Cristenkercke ed. 1921 (1541)
- 30 (vers 719). Rederijkersspel. Segt mijn kersouwe dit woordt van trouwe.
- 48 (vers 1161). Selfs Goetduncken tot Vprecht Simpel Gheloven: O, mijn suuer kersouwe.
sMenschen Sin en Verganckelijcke Schoonheit ed. 1967 (1546)
- 131 (vers 325). Rederijkersspel. sMenschen Sin over Verganckelijcke Schoonheit: Helpt mij nu an die sûete kersouwe.
- 138 (vers 414). Een sinneke tot Verganckelijcke Schoonheit: O schone kersouwe, ic weet u wat fraijs.
Vreese des Heeren en Wijsheyt ed. 1968 (circa 1550)
- 366 (vers 9). Rederijkersspel. O Wijsheijt, pleysant bouen alle kerssouwen.
- 375 (vers 281). Goetwillich Herte tot Gerechticheyt: Soo en ben ick niet, o edel kerssouwe.
Sint Jans onthoofdinghe ed. 1996 (vóór 1552)
- 86 (vers 508). Rederijkersspel. De knappe dochter van Herodias wordt genoemd suyver karsouwe.

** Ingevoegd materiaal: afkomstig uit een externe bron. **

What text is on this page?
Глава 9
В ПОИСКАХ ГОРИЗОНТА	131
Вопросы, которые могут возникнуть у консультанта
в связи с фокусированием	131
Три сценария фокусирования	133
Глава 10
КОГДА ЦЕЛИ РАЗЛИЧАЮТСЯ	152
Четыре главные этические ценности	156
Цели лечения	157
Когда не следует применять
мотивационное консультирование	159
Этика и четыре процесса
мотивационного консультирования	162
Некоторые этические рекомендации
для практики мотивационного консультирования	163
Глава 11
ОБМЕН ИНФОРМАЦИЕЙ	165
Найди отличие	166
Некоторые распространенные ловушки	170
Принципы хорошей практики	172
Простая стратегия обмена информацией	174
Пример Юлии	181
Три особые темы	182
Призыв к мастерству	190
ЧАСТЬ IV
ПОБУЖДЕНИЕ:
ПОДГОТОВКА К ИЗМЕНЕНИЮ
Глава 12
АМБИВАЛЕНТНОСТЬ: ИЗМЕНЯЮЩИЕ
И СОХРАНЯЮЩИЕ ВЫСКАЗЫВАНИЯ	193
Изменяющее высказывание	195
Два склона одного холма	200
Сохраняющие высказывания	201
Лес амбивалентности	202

Catechismus der minne ed. 1989 (1564)
- 24 (vers 204). Ars amandi. Segt my, oft ghy mindet een schoone kersouwe.
Reyne Maecxsele ed. 1906 (1571-83)
- 9 (vers 137). Rederijkersspel. Vleesschelickheyt tot haar collega-vriendin tReyne Maecxsele: O Treyn Maxsele ghespelnede reyn kersauwe.
Amoreuse Liedekens ed. 1984 (circa 1600)
- 178 (strofe 4, vers 5). Amoureus liedje. Ick sal ghetrou o schoon Kersouw zijn.

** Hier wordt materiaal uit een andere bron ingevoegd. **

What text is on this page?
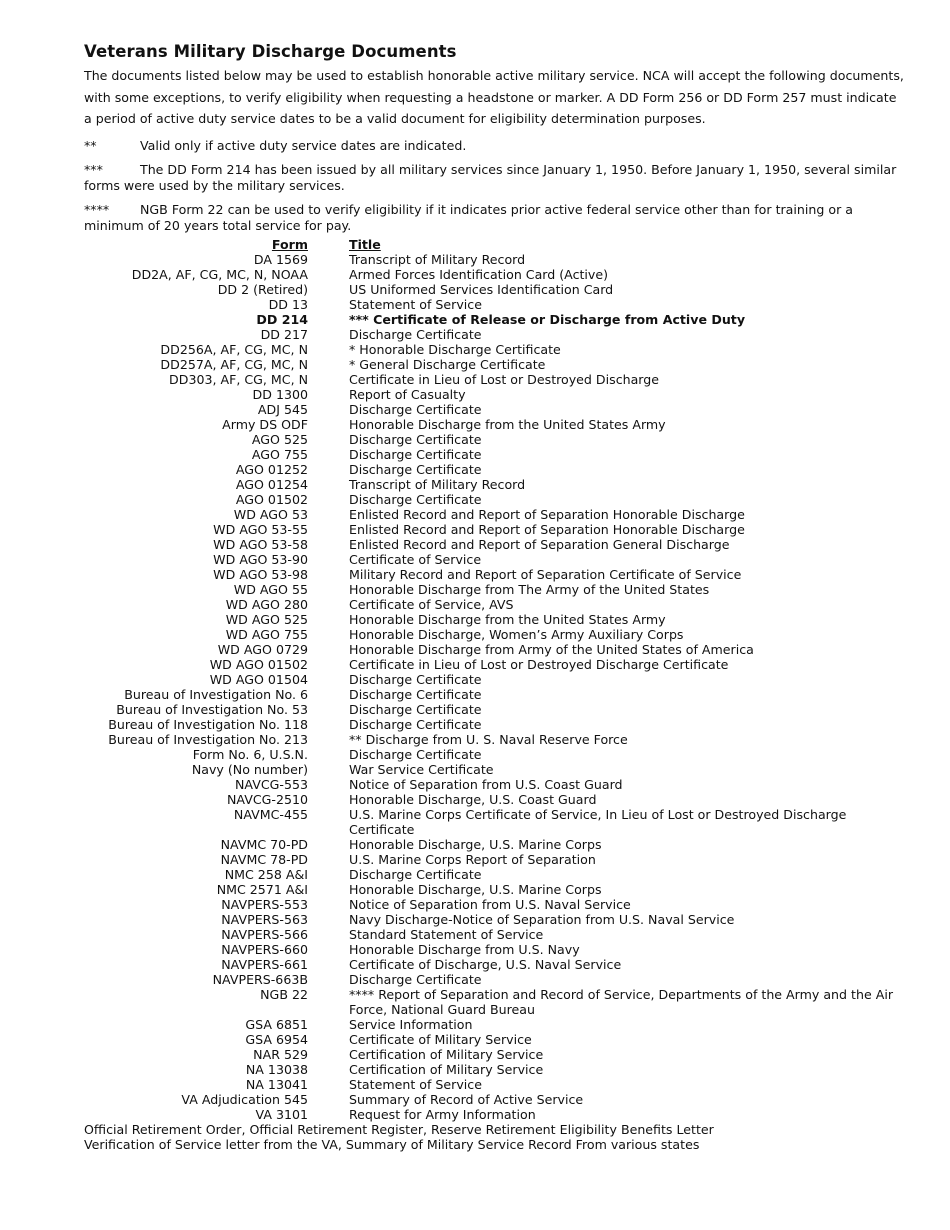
Veterans Military Discharge Documents

The documents listed below may be used to establish honorable active military service. NCA will accept the following documents, with some exceptions, to verify eligibility when requesting a headstone or marker. A DD Form 256 or DD Form 257 must indicate a period of active duty service dates to be a valid document for eligibility determination purposes.

**	Valid only if active duty service dates are indicated.

***	The DD Form 214 has been issued by all military services since January 1, 1950. Before January 1, 1950, several similar forms were used by the military services.

**** NGB Form 22 can be used to verify eligibility if it indicates prior active federal service other than for training or a minimum of 20 years total service for pay.

Form	Title
DA 1569	Transcript of Military Record
DD2A, AF, CG, MC, N, NOAA	Armed Forces Identification Card (Active)
DD 2 (Retired)	US Uniformed Services Identification Card
DD 13	Statement of Service
DD 214	*** Certificate of Release or Discharge from Active Duty
DD 217	Discharge Certificate
DD256A, AF, CG, MC, N	* Honorable Discharge Certificate
DD257A, AF, CG, MC, N	* General Discharge Certificate
DD303, AF, CG, MC, N	Certificate in Lieu of Lost or Destroyed Discharge
DD 1300	Report of Casualty
ADJ 545	Discharge Certificate
Army DS ODF	Honorable Discharge from the United States Army
AGO 525	Discharge Certificate
AGO 755	Discharge Certificate
AGO 01252	Discharge Certificate
AGO 01254	Transcript of Military Record
AGO 01502	Discharge Certificate
WD AGO 53	Enlisted Record and Report of Separation Honorable Discharge
WD AGO 53-55	Enlisted Record and Report of Separation Honorable Discharge
WD AGO 53-58	Enlisted Record and Report of Separation General Discharge
WD AGO 53-90	Certificate of Service
WD AGO 53-98	Military Record and Report of Separation Certificate of Service
WD AGO 55	Honorable Discharge from The Army of the United States
WD AGO 280	Certificate of Service, AVS
WD AGO 525	Honorable Discharge from the United States Army
WD AGO 755	Honorable Discharge, Women’s Army Auxiliary Corps
WD AGO 0729	Honorable Discharge from Army of the United States of America
WD AGO 01502	Certificate in Lieu of Lost or Destroyed Discharge Certificate
WD AGO 01504	Discharge Certificate
Bureau of Investigation No. 6	Discharge Certificate
Bureau of Investigation No. 53	Discharge Certificate
Bureau of Investigation No. 118	Discharge Certificate
Bureau of Investigation No. 213	** Discharge from U. S. Naval Reserve Force
Form No. 6, U.S.N.	Discharge Certificate
Navy (No number)	War Service Certificate
NAVCG-553	Notice of Separation from U.S. Coast Guard
NAVCG-2510	Honorable Discharge, U.S. Coast Guard
NAVMC-455	U.S. Marine Corps Certificate of Service, In Lieu of Lost or Destroyed Discharge Certificate
NAVMC 70-PD	Honorable Discharge, U.S. Marine Corps
NAVMC 78-PD	U.S. Marine Corps Report of Separation
NMC 258 A&I	Discharge Certificate
NMC 2571 A&I	Honorable Discharge, U.S. Marine Corps
NAVPERS-553	Notice of Separation from U.S. Naval Service
NAVPERS-563	Navy Discharge-Notice of Separation from U.S. Naval Service
NAVPERS-566	Standard Statement of Service
NAVPERS-660	Honorable Discharge from U.S. Navy
NAVPERS-661	Certificate of Discharge, U.S. Naval Service
NAVPERS-663B	Discharge Certificate
NGB 22	**** Report of Separation and Record of Service, Departments of the Army and the Air Force, National Guard Bureau
GSA 6851	Service Information
GSA 6954	Certificate of Military Service
NAR 529	Certification of Military Service
NA 13038	Certification of Military Service
NA 13041	Statement of Service
VA Adjudication 545	Summary of Record of Active Service
VA 3101	Request for Army Information

Official Retirement Order, Official Retirement Register, Reserve Retirement Eligibility Benefits Letter

Verification of Service letter from the VA, Summary of Military Service Record From various states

- 183 (strofe 4, vers 7). Amoureus liedje. O Edel Kerssou.
- 196 (strofe 3, vers 8). Amoureus liedje. Dan u schoone Kerssou.
- 201 (strofe 1, vers 4). Amoureus liedje. Want een schoone Kerssouwe.
- 204 (strofe 1, vers 10). Amoureus liedje. Om u Kerssou.
- 206 (strofe 1, vers 8). Amoureus liedje. Aen die schoone Karssou.
4 Madeliefje // liefde en erotiek
Mars en Venus ed. 1991 (1551)
- 254 (verzen 356-357). Rederijkersspel. Mars over zijn verliefdheid op Venus: So ontpluijcket therte als een kersouwe / Daer tfundament der minnen coomt in ghereesen. Madelief // verliefd hart.